Published August 7th, 2009 by Future Atlas

Nigerian Stability: The Hunger Factor

stability graphicThe Washington Post reports another ominous factor for the stability of Nigeria.

David Hecht writes that Nigeria “cannot feed its 140 million people, and relatively minor reductions in rainfall could set off a regional food catastrophe, experts say.” Increased rainfall variability — which is a likely outcome of climate change — could cause this.

“The reality is that if the rains are bad throughout the region or the price of inputs became unaffordable, there could be massive food shortages, and neither the government nor any other institution stands ready to help,” a Nigerian agricultural official told Hecht.

Thirty-eight percent of young Nigerian children already suffer from malnutrition, and 65% of the population is food-insecure.

Nigerian instability would be disastrous for Africa, potentially dragging down much of West and Central Africa with it.
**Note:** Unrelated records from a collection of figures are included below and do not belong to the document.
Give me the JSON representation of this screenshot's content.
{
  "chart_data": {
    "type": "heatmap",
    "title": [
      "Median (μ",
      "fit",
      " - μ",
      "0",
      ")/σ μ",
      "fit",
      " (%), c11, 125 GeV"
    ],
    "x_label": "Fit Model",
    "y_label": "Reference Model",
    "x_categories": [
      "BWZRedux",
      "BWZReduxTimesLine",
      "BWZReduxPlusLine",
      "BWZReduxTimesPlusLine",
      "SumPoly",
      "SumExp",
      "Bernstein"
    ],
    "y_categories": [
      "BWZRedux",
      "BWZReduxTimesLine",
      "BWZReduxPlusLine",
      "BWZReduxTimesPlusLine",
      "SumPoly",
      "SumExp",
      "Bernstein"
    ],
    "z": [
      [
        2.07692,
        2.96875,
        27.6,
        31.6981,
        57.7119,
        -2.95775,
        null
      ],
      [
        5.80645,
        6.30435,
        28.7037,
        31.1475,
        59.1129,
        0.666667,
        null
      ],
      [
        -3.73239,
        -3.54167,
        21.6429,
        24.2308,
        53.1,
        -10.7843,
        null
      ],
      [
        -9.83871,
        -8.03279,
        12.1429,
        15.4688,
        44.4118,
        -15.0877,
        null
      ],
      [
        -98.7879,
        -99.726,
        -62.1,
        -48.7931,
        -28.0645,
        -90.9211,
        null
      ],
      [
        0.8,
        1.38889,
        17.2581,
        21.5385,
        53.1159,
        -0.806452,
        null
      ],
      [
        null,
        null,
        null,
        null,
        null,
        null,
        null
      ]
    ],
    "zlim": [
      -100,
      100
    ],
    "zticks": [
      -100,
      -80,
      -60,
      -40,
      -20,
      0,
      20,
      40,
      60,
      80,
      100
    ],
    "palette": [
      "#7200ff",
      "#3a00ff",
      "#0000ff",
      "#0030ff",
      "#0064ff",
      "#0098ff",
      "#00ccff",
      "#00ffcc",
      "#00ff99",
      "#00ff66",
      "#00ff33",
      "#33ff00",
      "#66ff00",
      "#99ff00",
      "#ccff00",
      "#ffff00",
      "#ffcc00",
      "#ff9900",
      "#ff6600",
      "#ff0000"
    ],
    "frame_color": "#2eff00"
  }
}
Hecht writes of the direct effect of Nigerian food shortages driving food beyond affordability in poorer neighboring countries, but instability could add massive refugee flows, economic disruption, and spillover violence.

On the positive side, Nigeria could feed itself: the article notes that more than half of the country’s arable land is not being used, and only 7% of the land that could be used for irrigated farming is under the plow. If this were changed, Nigeria could be self-sufficient in both rice and wheat.